Not later than 180 days after the date of enactment of this Act, the Inspector General of the Department of Homeland Security shall submit to the appropriate committee of Congress a report on the effectiveness of airport access controls to the SIDA of airports based on red-team, covert testing under subsection (b).

11.

Security directives

(a)

Review

Not later than 180 days after the date of enactment of this Act, and annually thereafter, the Administrator, in consultation with the appropriate regulated entities, shall conduct a comprehensive review of every current security directive addressed to any regulated entity— (1)to determine whether the security directive continues to be relevant; (2)to determine whether the security directives should be streamlined or consolidated to most efficiently maximize risk reduction; and (3)to update, consolidate, or revoke any security directive as necessary. (b)

Notice

For each security directive that the Administrator issues, the Administrator shall submit to the appropriate committees of Congress notice of the extent to which the security directive— (1)responds to a specific threat or emergency situation; and (2)when it is anticipated that it will expire.

12.

Implementation report

Not later than 1 year after the date of enactment of this Act, the Comptroller General shall— (1)assess the progress made by the Administration and the effect on aviation security of implementing the requirements under sections 4 through 11 of this Act; and (2)report to the appropriate committees of Congress on the results of the assessment under paragraph (1), including any recommendations.

13.

Miscellaneous amendments

(a)

ASAC terms of office

Section 44946(c)(2)(A) of title 49, United States Code is amended to read as follows:

(A)

Terms

The term of each member of the Advisory Committee shall be 2 years, but a member may continue to serve until the Assistant Secretary appoints a successor.
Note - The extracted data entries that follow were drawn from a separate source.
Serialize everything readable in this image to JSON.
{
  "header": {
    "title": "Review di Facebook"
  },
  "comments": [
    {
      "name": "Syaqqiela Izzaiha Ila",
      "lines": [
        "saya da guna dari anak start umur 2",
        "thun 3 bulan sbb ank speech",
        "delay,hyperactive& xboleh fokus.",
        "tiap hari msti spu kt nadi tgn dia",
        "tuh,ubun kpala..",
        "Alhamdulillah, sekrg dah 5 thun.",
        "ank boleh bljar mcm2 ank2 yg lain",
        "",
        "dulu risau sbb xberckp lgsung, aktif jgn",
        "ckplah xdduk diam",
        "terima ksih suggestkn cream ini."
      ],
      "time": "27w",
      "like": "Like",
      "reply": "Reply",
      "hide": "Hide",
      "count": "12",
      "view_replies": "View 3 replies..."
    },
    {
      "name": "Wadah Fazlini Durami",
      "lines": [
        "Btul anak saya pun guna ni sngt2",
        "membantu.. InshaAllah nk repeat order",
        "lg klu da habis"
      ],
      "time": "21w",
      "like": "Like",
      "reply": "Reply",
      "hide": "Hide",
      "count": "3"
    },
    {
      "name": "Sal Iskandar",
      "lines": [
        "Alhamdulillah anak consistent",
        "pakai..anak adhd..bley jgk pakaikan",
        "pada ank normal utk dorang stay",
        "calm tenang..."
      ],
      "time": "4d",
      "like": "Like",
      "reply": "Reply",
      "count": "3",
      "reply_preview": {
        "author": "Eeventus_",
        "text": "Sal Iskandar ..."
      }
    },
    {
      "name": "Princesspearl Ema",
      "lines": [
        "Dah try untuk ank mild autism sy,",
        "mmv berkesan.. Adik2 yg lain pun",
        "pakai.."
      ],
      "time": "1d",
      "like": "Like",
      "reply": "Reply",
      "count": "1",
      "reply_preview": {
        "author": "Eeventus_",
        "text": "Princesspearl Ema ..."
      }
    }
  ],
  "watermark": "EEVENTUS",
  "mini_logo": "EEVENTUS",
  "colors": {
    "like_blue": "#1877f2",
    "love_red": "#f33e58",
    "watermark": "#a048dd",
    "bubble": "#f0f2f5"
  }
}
A member of the Advisory Committee may be reappointed.

(b)

Feedback

Section 44946(b)(5) of title 49, United States Code, is amended to read as follows:

(5)

Feedback

Not later than 90 days after receiving recommendations transmitted by the Advisory Committee under paragraph (2) or paragraph (4), the Assistant Secretary shall respond in writing to the Advisory Committee with feedback on each of the recommendations, an action plan to implement any of the recommendations with which the Assistant Secretary concurs, and a justification for why any of the recommendations have been rejected.